Multiple vendors have corroborated the pattern. Fortinet’s analysis of ValleyRAT details the exact same reflective loader and XOR‑encrypted C2 communications. Forescout and Proofpoint have tracked Silver Fox using similar multi‑stage delivery chains for months.

Practical Detection and Hardening Steps

Organizations need to adopt a layered defense that goes beyond blindly trusting signed drivers. Here’s what to do immediately, in order of priority:

1. Block and Remove the Vulnerable Drivers

  • Apply the Microsoft Vulnerable Driver Blocklist via App Control for Business or enable the corresponding ASR rule (”Block abuse of exploited vulnerable signed drivers”).
  • Inventory all endpoints for amsdk.sys, wamsdk.sys, and ZAM.exe. If not required, remove and quarantine.
  • Update Windows Defender or your EDR with the latest intelligence to block the reported file hashes.

2. Hunt for IOCTL Abuse and Anomalous Device Access

  • Look for non‑system processes creating handles to \.\amsdk or \.\zam devices.
  • Monitor for DeviceIoControl calls with control codes 0x80002010 and 0x80002048.
  • Correlate sudden termination of security service processes (MsMpEng.exe, SecurityHealthService.exe, and any on the published kill list) with network connections to unusual IPs.

3. Detect Reflective Loading and In‑Memory Execution

  • Hunt for processes performing reflective DLL loads (RWX memory mappings, suspicious memory allocation patterns in svchost.exe or RuntimeBroker.exe).
  • Look for simple XOR‑encoded data streams or reverse‑stored IP:port strings in network traffic.
  • Deploy YARA rules (such as those provided by Check Point) to scan for the specific driver versions and the ValleyRAT downloader shellcode.

4. Harden Long‑Term Posture

  • Move from hash‑based blocking to explicit driver allow‑listing with WDAC. Only permit known, approved kernel drivers to load.
  • Scrutinize driver signing anomalies: track expected file hashes, certificate chains, and timestamp countersignature consistency.
  • Treat kernel‑level incidents as grounds for reimaging. A driver‑based attack can achieve such deep access that full trustworthiness cannot be restored without a clean OS installation.

Conclusion: The Kernel Shadows Game Continues

The Silver Fox BYOVD campaign is a textbook example of how adroit attackers exploit the gap between theoretical security and practical implementation. A signed driver—one that reputable vendors still ship—was weaponized to kill security software, and when a patch appeared, a single byte was flipped to bypass it. The industry’s reliance on signatures and hashes, while necessary, is proving brittle against adversaries who understand the inner workings of Authenticode and the Windows driver model.

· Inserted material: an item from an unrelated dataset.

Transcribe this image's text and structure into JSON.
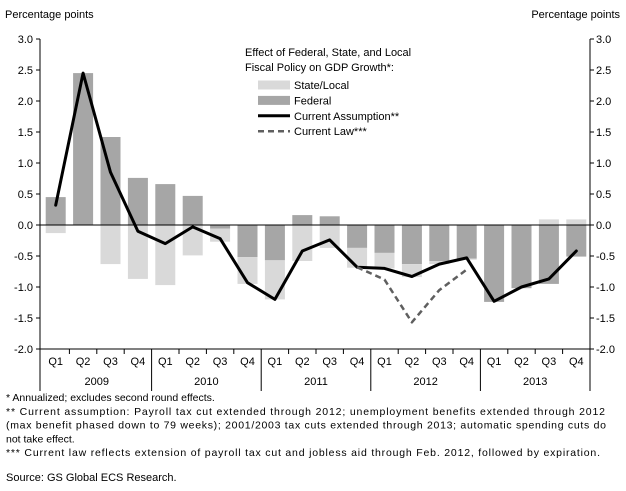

Defenders must respond with behavior‑based telemetry, proactive allow‑listing, and a swift incident response playbook that assumes kernel compromise until proven otherwise. Check Point’s research, amplified by community insights, provides the detailed indicators and detection recipes needed to mount that defense. In the cat‑and‑mouse game playing out in kernel shadows, the mice have learned to sign their own cheats.